One way to build sites that last a long time, and remain flexible for future iterations, is to build with a strategic eye on the “open source superhighway”. 

When a website platform is used by so many people across the globe, patterns and best practices emerge. Developers who participate in the Drupal and WordPress communities usually have a sense of what paths to take when building things using the “core” of Drupal or WordPress (before you add any plugins or modules). 

When it’s time to add functionality via plugins or modules, developers close to these open-source communities know which ones are the best and most heavily used. Because in open source, the more heavily used something is, the more people have tested it on live websites with real-life editors and end-users. 

These well-used paths become sort of a superhighway; they are the roads most traveled by the highest number of users. Usually, these roads are the best documented, too – they’re mapped. And when these superhighways inevitably shift and change to accommodate changes in user behavior and the tech landscape in general, these changes are the talk of the community. These are signs along the journey, alerting developers in the WordPress and Drupal communities that our travel plans will soon need to evolve. 
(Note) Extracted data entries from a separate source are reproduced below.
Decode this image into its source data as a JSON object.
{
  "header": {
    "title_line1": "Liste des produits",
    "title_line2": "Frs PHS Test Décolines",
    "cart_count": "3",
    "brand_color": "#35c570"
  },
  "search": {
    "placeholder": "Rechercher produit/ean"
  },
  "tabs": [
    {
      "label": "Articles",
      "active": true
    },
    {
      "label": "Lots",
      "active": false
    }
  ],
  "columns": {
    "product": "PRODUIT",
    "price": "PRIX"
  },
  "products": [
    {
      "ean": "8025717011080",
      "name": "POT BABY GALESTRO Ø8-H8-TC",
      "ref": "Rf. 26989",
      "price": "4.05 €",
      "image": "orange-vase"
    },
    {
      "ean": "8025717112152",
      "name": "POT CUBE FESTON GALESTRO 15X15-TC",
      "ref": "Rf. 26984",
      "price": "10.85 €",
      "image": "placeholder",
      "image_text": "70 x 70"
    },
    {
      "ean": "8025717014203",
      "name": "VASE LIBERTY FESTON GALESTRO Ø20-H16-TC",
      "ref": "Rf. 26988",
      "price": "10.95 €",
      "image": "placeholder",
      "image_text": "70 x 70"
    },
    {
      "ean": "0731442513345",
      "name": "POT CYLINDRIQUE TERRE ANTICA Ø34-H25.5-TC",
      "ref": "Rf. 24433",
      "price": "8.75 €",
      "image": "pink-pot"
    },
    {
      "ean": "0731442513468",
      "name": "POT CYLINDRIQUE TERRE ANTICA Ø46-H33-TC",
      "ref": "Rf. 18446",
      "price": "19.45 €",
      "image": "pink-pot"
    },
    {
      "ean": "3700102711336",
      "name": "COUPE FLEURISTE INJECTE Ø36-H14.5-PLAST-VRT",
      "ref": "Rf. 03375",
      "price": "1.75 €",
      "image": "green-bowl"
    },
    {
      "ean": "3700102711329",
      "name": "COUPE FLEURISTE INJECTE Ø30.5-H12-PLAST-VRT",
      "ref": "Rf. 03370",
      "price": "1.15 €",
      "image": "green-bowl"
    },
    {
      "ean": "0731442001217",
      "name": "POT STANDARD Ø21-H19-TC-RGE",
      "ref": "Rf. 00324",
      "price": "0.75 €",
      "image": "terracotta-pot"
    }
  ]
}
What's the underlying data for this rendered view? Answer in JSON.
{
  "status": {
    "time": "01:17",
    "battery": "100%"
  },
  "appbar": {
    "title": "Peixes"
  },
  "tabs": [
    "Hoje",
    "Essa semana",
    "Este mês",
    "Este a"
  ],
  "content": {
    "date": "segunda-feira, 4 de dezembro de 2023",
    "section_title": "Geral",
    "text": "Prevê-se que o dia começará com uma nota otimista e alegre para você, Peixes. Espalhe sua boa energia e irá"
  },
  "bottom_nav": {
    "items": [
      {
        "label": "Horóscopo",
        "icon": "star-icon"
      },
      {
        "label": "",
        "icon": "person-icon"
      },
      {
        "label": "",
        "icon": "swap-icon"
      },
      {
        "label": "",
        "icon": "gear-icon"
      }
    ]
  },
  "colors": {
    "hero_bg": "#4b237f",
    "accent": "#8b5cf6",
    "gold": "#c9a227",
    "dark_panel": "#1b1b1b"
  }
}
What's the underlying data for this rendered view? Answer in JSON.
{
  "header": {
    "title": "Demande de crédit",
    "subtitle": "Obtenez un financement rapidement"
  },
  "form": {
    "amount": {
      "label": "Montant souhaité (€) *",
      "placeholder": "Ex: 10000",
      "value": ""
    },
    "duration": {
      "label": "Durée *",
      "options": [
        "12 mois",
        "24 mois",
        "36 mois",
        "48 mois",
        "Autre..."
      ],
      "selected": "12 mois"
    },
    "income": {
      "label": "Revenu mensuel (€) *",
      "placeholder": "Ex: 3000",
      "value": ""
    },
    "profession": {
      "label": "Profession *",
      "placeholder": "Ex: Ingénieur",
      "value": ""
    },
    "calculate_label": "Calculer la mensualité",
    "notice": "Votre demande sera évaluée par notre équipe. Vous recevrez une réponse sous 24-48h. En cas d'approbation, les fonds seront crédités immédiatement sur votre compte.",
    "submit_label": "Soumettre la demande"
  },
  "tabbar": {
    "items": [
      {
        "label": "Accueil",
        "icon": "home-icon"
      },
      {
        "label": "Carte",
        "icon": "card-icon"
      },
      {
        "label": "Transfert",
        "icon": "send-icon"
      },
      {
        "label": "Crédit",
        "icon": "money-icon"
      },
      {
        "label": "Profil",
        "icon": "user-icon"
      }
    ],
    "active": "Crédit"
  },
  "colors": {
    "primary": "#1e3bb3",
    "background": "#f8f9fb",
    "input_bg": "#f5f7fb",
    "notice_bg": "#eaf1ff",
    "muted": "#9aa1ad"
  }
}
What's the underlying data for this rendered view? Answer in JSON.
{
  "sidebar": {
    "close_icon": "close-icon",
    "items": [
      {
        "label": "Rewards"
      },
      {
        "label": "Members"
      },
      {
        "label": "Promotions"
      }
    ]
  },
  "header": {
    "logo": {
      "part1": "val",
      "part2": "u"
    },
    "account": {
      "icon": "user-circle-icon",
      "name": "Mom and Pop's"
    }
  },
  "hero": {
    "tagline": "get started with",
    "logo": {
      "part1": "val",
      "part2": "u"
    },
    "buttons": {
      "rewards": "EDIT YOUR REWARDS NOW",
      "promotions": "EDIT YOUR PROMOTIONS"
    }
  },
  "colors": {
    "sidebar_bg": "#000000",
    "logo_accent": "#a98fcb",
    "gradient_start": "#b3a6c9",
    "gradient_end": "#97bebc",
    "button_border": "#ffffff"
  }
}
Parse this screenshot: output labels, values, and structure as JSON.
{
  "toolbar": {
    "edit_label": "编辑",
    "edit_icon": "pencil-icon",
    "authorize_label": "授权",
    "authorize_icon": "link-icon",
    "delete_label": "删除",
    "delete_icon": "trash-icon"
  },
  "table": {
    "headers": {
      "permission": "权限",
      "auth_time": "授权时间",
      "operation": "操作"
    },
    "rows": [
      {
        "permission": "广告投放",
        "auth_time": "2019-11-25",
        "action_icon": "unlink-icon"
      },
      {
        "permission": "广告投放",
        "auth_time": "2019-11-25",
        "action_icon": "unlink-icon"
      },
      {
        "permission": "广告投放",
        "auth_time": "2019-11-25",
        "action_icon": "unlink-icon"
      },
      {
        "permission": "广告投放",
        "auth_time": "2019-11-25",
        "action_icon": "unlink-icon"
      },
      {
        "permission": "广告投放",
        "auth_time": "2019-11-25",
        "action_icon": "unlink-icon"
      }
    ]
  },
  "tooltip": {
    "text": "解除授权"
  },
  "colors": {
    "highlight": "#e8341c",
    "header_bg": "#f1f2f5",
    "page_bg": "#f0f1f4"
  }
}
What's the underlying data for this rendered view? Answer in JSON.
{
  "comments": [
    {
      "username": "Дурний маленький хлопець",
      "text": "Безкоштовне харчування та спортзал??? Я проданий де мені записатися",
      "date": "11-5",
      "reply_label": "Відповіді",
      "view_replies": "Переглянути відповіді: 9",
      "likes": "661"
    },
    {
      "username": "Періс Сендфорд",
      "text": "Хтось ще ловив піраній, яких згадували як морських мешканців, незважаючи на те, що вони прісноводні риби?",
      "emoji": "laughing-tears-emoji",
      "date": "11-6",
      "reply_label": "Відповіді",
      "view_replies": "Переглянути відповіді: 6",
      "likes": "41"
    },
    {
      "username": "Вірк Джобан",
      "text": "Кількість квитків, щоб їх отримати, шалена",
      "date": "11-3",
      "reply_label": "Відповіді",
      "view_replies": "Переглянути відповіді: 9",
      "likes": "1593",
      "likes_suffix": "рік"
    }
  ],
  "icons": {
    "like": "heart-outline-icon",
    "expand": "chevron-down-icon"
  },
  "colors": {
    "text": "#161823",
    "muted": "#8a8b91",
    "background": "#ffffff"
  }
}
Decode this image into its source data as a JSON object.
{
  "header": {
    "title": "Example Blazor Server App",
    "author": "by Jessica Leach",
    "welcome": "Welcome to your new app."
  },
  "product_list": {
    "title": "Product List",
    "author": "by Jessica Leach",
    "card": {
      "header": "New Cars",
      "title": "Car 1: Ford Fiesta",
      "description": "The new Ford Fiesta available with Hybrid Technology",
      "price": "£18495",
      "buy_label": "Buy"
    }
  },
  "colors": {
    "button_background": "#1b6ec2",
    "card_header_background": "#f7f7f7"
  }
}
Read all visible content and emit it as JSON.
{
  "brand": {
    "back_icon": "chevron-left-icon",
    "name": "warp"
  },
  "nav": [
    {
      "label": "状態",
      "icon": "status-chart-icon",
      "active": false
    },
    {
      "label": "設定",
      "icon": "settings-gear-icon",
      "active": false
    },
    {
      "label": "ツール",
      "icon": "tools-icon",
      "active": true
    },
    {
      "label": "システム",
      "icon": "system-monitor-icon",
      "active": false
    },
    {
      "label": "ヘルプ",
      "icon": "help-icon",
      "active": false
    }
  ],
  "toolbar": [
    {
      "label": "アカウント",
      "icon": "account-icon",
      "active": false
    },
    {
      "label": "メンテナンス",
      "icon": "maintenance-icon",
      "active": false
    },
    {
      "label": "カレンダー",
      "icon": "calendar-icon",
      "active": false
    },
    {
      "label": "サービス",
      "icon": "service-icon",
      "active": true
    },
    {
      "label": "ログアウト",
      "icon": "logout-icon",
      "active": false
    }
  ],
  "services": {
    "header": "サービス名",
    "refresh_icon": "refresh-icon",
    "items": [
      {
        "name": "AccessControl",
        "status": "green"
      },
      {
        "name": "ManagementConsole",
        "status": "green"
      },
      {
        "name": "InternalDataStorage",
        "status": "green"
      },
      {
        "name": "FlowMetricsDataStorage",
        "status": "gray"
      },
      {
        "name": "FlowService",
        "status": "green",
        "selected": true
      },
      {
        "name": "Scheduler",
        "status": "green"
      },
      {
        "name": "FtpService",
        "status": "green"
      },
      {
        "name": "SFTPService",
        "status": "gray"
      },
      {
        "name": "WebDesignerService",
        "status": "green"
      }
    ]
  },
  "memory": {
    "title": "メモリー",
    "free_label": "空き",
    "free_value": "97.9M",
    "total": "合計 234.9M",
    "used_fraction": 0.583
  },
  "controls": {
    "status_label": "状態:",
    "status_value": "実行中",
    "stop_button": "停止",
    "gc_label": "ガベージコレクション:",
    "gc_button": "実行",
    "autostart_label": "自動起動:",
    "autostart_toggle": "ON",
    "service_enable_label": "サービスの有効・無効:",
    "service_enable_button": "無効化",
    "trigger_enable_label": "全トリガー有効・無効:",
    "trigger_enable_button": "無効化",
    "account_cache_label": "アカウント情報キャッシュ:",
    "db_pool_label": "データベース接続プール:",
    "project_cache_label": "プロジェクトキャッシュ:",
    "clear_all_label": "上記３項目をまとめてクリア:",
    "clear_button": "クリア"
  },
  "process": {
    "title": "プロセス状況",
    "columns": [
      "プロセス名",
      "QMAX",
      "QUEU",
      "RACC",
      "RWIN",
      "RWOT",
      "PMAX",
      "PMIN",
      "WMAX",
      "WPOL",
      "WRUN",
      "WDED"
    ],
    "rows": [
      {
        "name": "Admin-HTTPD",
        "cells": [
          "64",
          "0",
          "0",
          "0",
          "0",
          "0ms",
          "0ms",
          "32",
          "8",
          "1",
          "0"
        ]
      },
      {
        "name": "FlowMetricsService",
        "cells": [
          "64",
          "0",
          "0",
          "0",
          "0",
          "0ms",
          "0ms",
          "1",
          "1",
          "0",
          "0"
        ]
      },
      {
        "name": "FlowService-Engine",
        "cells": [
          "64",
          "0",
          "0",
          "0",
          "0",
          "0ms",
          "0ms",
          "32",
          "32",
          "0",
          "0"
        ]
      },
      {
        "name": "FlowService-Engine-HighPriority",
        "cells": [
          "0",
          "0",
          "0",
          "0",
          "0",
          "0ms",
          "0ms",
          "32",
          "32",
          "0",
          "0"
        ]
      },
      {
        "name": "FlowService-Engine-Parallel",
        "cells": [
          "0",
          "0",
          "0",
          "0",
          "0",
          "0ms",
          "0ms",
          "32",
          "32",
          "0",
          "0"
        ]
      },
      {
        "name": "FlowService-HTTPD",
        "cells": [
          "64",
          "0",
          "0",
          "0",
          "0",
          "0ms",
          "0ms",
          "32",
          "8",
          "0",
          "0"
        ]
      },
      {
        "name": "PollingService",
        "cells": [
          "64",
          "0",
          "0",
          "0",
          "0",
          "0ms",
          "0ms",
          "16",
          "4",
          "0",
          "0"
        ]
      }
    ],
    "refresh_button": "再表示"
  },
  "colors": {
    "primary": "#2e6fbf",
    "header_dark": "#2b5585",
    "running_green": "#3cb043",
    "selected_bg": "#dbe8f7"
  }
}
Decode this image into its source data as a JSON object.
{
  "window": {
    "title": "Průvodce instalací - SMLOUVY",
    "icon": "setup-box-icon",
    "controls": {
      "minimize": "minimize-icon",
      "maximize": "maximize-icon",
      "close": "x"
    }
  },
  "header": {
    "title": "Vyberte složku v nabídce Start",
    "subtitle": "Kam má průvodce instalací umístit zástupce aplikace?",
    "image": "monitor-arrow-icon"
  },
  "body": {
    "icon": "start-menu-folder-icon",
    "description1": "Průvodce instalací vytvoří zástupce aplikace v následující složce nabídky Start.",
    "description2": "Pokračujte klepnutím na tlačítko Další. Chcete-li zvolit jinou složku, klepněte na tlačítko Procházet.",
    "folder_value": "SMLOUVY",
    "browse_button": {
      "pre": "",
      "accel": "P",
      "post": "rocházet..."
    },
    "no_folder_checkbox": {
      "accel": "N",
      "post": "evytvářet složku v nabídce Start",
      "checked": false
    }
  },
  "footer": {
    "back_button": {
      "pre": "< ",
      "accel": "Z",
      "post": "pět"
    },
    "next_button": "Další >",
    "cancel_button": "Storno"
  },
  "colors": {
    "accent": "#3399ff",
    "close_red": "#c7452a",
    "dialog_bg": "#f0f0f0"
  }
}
Some may argue that these common pathways are boring, or aren’t “innovative”. But decades of experience in software development for nonprofits has shown us that, paradoxically, the stability of these superhighways fosters innovation. Codebases that are bespoke and fragile cut themselves off from future enhancements and integrations. While the road less traveled may seem more exciting, where it leads is less known, less tested, less documented, and less secure. If you’re working in an environment where you need to make the best use of limited resources, then the superhighway makes for a less risky and more collaborative journey.  

When to Go “Off-Road”

Part of the appeal of open source software is its freedom! Unhindered by proprietary licenses, anyone can write custom code to alter the way an open source tool works. This is fantastic, but with great power comes great responsibility.

The more bespoke your website becomes, the more it requires highly specialized knowledge for maintenance. The developer who writes the custom code to solve a problem today may not be the one maintaining your website three years from now. They may pull in extra code libraries from outside of WordPress or Drupal that will incur additional technical debt. All of this can make your site more fragile and brittle. This can increase costs of maintenance and enhancements over the long term, and can greatly reduce the shelf-life of your website.

There are great use cases for custom code! A good developer will carefully vet a scenario to determine whether custom code is the best solution. Custom code for resource-constrained nonprofit websites is best when it avoids requiring the addition of large, complex external libraries for simple tasks. 

As much as possible, it’s also important for Drupal and WordPress developers to write custom code to WordPress and Drupal community standards, and to document their code so that other developers (or, future-them!) will understand what that code is doing, and why. 

If the custom code is solving a problem that other organizations also have, then a developer may opt to contribute that custom code they wrote for your site back to the Drupal or WordPress superhighway. And that’s where the open source community model really shines.

The Benefits of Traveling in Community

When code is too custom, and is kept private, we all miss out on the benefits of the community that comes with open source: the extra eyeballs, the extra brains, and the collaboration and iteration.

Nonprofits know the power of collaboration. Staying in community allows many more to benefit from the hard work of nonprofit tech. This is why, whenever possible, we opt for using and contributing to the superhighway over the thrill of the path less traveled.